Ground floor: The first layer is the current interconnectivity of the global financial sector and how that offers both a broad variety of security risks and opportunities. Supply chains — we’ll get to them a bit later — are a part of this layer as well.

Second layer: Next up is the set of “tools, systems and capabilities employed to manage the risks and opportunities. “Inherent in this layer is how these levers and structures can be weaponized by hostile and non-aligned actors,” RUSI’s Lockhart writes forebodingly.

Maximum zoom: The top layer is a softer target and represents how much weight policy makers designing economic security view and weigh sovereignty, security and prosperity.

Turf war: The EU, both its countries and central institutions, lacks a platform to discuss economic security as it overlaps both centralized and national areas of policy making — and there are 27 perspectives on what security should look like. “While some countries have tried to align their national security strategy with the EU’s, that’s not a common thing,” Lockhart told me. 

No choice? When the Commission revealed five parts of the economic security strategy in January, analysts commented it had to be careful to keep the divergent national governments on board in the long run. Lockhart acknowledged this. “The result is you have no framework for a discussion and no options for member states to coalesce around.”

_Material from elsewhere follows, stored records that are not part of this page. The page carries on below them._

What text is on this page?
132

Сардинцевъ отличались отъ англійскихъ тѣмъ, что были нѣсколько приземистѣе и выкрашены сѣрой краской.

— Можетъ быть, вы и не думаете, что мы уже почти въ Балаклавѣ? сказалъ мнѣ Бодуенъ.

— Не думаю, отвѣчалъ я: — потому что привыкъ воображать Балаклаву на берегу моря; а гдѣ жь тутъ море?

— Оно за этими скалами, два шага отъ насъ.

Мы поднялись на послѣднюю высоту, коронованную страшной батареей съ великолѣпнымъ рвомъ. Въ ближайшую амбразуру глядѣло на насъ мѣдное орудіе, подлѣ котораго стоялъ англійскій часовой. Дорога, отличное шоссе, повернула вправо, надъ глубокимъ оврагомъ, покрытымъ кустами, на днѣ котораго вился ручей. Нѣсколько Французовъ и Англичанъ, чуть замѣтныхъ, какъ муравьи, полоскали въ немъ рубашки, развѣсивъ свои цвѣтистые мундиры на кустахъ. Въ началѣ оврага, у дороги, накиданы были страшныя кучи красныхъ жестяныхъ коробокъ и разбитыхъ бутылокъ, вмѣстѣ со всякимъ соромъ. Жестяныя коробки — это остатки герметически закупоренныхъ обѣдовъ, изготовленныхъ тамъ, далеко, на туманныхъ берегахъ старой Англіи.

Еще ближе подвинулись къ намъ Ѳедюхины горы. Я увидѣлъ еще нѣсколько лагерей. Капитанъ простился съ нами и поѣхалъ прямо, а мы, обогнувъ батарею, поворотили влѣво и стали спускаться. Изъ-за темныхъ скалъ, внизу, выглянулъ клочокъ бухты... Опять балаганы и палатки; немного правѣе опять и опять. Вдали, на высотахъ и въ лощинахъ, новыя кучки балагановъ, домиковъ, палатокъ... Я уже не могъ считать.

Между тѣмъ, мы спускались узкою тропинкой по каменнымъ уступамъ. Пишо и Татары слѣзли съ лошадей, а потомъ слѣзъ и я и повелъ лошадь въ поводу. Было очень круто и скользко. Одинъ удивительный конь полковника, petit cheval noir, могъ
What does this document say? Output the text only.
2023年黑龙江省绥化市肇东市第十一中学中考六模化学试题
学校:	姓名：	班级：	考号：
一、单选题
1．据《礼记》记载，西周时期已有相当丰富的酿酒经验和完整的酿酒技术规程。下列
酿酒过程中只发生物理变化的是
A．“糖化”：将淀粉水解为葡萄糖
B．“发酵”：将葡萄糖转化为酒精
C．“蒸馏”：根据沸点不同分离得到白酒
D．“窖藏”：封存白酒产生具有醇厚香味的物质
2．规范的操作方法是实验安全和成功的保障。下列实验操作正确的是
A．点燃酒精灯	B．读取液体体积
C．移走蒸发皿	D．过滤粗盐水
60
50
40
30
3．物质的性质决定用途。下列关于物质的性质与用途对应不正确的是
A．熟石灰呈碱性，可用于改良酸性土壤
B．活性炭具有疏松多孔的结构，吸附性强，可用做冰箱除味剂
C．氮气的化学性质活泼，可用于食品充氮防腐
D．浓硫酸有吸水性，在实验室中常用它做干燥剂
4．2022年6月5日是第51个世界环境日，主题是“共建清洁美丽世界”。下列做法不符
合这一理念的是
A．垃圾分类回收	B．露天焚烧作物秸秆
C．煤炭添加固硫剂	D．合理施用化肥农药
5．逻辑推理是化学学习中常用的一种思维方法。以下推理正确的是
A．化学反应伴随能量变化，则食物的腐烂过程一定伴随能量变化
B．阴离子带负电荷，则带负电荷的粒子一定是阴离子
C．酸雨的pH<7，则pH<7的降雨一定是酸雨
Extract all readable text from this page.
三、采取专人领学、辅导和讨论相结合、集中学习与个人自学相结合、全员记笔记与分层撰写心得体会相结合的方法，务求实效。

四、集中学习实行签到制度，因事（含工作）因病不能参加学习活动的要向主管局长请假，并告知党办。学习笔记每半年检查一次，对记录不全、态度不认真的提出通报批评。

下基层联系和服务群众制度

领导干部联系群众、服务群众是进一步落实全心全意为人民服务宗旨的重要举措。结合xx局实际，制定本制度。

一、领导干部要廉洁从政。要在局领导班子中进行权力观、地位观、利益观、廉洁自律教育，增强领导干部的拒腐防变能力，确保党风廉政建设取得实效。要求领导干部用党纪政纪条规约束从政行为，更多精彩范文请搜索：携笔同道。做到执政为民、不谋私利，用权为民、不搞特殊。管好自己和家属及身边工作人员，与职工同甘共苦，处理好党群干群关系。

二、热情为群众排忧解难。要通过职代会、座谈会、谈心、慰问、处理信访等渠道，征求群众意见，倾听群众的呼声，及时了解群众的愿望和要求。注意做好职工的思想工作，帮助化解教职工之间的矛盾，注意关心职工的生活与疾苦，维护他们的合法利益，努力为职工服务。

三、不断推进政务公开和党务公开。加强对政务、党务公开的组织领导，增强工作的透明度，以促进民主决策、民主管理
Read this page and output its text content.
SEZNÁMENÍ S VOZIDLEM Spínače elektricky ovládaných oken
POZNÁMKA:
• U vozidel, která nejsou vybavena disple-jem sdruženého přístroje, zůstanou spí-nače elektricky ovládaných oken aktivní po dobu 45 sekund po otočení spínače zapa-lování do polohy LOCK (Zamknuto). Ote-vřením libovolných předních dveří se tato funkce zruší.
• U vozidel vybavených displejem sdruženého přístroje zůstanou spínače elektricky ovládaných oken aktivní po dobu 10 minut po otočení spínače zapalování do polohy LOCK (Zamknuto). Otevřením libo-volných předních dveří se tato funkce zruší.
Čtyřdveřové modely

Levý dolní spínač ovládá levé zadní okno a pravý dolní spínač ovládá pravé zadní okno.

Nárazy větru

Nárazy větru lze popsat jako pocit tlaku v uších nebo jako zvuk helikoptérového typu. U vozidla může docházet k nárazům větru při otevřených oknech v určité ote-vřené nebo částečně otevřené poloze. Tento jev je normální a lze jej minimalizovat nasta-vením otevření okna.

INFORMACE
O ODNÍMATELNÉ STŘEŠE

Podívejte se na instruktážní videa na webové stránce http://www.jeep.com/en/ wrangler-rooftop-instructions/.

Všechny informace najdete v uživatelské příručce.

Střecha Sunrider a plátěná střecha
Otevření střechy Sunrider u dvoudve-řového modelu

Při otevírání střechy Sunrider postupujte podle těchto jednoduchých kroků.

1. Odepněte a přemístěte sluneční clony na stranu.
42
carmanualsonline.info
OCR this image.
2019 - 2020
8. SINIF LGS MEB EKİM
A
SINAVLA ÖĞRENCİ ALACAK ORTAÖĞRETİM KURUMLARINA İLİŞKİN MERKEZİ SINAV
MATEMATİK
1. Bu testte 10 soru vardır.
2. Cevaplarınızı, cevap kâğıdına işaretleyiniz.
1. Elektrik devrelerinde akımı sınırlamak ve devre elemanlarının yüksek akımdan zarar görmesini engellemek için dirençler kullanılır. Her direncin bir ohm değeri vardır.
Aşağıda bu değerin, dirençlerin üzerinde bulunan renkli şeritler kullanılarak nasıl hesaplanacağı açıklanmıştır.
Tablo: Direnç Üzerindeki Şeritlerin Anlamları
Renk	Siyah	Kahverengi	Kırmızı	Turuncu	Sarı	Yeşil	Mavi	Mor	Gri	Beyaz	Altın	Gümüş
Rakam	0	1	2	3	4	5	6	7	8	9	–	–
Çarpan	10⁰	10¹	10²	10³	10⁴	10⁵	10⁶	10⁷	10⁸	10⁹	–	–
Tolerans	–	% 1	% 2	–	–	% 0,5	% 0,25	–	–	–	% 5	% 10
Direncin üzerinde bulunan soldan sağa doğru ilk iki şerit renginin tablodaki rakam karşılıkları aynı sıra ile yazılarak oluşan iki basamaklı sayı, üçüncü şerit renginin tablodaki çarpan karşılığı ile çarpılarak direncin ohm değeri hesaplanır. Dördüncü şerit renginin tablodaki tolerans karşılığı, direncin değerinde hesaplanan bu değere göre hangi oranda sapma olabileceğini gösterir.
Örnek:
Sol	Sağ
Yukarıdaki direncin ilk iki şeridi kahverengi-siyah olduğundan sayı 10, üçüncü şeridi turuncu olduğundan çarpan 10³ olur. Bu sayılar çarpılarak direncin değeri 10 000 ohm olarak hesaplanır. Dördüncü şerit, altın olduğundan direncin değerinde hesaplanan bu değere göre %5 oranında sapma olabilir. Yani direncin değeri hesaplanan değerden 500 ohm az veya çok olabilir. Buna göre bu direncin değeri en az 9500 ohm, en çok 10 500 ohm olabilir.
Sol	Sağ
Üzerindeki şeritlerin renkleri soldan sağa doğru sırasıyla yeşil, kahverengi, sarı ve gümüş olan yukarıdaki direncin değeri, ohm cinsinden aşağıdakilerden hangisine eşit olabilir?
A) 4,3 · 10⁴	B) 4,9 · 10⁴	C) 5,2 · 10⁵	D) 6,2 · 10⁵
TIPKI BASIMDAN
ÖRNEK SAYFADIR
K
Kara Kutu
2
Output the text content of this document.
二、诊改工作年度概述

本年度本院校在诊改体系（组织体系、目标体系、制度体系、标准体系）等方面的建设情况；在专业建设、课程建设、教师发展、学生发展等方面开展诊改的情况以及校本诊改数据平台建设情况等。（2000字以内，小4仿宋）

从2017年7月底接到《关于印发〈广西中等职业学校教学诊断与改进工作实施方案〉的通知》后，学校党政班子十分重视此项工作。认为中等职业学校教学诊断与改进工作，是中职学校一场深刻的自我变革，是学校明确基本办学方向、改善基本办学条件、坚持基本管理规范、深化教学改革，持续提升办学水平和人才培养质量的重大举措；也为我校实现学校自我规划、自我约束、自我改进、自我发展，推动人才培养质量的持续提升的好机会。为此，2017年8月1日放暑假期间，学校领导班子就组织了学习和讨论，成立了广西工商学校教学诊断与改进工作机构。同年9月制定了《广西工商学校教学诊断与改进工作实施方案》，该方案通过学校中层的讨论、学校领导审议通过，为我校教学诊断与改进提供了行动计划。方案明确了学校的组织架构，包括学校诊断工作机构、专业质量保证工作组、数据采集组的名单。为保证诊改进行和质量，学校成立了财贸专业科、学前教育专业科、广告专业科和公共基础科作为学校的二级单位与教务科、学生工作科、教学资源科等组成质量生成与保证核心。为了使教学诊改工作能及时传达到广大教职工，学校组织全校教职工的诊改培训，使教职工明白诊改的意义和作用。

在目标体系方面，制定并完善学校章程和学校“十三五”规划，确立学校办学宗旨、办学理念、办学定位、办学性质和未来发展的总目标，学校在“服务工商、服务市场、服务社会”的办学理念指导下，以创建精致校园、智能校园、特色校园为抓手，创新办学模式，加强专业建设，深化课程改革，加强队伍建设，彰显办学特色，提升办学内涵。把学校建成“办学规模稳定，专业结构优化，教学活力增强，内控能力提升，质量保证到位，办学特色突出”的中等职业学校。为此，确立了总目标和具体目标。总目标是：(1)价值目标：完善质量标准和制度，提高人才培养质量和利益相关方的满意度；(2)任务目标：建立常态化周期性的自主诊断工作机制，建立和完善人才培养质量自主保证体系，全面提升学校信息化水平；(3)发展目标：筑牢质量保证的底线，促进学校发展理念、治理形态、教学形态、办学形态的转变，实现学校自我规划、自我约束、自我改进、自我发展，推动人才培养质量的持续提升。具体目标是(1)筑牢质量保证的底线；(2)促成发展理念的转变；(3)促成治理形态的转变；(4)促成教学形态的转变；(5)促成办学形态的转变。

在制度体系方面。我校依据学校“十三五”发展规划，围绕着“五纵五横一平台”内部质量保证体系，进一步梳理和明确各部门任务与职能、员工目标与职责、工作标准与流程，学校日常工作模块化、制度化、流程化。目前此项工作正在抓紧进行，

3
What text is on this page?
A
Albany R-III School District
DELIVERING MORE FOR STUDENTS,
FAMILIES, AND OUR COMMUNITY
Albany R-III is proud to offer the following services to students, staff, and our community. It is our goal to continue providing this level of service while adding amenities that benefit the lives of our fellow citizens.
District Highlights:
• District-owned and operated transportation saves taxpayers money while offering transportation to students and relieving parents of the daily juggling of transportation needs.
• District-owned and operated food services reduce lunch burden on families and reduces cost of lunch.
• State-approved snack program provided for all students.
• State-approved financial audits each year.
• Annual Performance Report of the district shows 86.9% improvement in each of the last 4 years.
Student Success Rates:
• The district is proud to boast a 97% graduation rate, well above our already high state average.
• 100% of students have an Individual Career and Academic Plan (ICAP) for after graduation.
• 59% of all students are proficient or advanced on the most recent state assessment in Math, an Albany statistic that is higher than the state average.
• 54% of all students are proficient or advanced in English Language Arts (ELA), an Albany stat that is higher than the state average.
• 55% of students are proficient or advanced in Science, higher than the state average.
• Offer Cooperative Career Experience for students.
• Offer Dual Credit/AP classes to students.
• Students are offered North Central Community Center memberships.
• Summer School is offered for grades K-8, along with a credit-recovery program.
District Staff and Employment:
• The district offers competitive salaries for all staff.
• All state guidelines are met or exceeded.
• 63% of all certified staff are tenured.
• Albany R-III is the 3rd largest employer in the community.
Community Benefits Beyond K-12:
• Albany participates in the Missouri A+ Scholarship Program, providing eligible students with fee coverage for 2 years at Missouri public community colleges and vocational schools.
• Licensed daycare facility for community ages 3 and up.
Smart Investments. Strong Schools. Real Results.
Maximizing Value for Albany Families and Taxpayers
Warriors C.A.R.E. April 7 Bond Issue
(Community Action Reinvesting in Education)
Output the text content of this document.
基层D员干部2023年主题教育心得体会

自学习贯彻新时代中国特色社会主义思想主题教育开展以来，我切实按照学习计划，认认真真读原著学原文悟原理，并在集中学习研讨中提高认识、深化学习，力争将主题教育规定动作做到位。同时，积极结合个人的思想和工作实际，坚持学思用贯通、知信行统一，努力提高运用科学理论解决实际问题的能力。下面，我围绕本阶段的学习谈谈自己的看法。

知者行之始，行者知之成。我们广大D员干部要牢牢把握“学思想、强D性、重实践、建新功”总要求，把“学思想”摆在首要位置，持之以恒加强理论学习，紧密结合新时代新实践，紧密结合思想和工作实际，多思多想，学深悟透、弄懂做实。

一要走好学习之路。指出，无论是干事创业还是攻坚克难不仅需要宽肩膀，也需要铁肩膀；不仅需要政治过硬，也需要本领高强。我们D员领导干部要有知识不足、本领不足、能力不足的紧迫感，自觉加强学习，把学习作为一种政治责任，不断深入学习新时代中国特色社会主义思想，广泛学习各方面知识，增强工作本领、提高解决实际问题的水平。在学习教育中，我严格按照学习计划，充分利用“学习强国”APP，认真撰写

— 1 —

VDL’s recipe: Ursula von der Leyen’s second team will feature a Commissioner who will have to unify both the trade and security styles of thinking: Maroš Šefčovič. He’ll have to work on the ‘protect’ pillar. Other Commissioners will be working on promoting and partnering, as is evident in their mission letters.

“With all the overlap it’s less siloed for sure,” Lockhart said. “But it could well lead to extra confusion.”

We’ll be hearing from this informal task force again quite soon as RUSI hopes to convene it again before the year’s end.